Sport was valued and important part of Methodist life.
Methodist Chapel Football Team c1930’s
Rev. Paulson and his brother were enthusiastic sportsmen as you can see by the report below.
Sunday School Anniversary n.d.
The officiating Minister at Charles’s funeral service at Worksop in 1926, paid tribute to his committed and saintly life; noting his contribution to the Primitive Methodist Society during his years in Edwinstowe.

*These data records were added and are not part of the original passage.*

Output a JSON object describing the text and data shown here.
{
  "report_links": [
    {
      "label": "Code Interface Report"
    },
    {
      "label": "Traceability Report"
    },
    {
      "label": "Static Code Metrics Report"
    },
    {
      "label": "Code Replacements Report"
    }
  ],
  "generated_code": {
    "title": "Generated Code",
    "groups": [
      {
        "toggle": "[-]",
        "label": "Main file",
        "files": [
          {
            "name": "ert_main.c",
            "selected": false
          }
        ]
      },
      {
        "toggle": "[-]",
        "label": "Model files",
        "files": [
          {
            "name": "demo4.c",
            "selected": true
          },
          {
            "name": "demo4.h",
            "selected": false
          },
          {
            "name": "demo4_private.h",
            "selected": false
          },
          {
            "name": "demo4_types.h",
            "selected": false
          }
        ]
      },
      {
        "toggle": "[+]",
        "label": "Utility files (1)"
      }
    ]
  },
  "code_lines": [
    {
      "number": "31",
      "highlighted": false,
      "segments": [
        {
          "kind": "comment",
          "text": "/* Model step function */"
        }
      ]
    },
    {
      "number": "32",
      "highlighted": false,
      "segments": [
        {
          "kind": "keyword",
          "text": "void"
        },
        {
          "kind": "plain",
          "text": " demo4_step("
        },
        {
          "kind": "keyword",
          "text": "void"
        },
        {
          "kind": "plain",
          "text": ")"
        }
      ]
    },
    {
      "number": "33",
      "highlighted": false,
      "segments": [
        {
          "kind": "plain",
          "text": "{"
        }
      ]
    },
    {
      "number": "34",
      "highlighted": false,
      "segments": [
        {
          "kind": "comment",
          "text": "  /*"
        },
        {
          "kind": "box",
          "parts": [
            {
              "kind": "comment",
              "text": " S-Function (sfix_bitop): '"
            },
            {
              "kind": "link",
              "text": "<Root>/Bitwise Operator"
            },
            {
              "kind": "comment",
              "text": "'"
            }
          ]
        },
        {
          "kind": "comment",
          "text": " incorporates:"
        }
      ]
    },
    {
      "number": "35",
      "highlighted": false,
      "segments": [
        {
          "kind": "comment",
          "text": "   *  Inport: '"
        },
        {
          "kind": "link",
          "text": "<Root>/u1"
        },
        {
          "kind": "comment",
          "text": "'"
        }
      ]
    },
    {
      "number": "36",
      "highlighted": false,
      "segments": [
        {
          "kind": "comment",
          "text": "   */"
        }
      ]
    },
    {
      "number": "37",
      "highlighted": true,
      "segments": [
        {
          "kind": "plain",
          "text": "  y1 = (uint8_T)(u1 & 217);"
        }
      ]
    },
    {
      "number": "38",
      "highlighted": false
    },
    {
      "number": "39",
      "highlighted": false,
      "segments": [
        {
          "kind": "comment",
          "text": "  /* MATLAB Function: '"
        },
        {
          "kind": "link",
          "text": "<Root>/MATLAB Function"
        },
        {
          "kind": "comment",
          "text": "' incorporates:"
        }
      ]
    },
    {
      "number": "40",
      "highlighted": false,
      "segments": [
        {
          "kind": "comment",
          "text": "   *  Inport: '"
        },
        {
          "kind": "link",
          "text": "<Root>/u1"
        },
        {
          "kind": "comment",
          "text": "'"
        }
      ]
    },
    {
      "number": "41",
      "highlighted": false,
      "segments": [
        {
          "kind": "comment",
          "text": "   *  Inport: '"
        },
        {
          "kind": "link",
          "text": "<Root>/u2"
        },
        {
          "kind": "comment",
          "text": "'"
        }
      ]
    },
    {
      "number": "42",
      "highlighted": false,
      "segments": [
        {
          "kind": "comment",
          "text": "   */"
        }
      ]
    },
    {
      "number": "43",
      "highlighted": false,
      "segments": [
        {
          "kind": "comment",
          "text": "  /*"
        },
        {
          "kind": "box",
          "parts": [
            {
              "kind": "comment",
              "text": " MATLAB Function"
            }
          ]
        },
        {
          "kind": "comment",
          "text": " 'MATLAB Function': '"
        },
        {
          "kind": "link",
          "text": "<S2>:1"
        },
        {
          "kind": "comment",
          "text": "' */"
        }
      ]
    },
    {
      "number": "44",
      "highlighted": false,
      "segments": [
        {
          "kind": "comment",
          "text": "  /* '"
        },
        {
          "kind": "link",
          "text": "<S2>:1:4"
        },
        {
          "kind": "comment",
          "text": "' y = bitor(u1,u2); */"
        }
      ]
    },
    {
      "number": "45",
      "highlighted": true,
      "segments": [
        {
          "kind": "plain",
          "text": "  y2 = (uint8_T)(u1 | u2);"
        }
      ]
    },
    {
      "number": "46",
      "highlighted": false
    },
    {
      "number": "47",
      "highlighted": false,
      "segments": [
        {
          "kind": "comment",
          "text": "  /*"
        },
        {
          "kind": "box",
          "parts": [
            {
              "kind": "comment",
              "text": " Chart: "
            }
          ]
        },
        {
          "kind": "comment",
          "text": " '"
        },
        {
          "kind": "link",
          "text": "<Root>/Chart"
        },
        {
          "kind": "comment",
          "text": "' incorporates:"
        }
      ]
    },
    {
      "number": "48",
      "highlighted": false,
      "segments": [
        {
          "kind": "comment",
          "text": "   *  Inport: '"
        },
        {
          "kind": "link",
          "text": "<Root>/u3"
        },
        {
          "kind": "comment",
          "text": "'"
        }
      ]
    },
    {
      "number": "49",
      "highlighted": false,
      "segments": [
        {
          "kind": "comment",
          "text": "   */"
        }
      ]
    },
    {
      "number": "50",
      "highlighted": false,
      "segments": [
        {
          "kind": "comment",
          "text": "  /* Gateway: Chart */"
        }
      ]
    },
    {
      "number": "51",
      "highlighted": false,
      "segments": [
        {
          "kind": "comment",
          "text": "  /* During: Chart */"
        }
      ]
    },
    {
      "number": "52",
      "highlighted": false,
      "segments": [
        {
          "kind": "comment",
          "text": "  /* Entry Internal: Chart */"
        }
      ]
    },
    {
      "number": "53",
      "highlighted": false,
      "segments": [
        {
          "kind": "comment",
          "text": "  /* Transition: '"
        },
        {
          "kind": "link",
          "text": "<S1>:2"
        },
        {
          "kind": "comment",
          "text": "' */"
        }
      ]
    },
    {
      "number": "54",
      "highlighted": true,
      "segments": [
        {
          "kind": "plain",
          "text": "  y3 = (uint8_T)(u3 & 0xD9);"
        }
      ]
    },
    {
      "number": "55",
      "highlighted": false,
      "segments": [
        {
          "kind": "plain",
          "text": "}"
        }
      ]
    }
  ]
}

In 1951, the Primitive Methodists merged with the Wesleyan Methodists. After the final service in the Friend Lane chapel, the congregation paraded through the village to the Methodist Church where another service was held followed by a tea for the combined congregations. Official posts were divided between the two churches. Mr. S.L. Winfield who tenanted the farm next to the former Primitive Methodist Chapel used it to store his farm equipment. It gradually fell into disrepair and was demolished in 1986.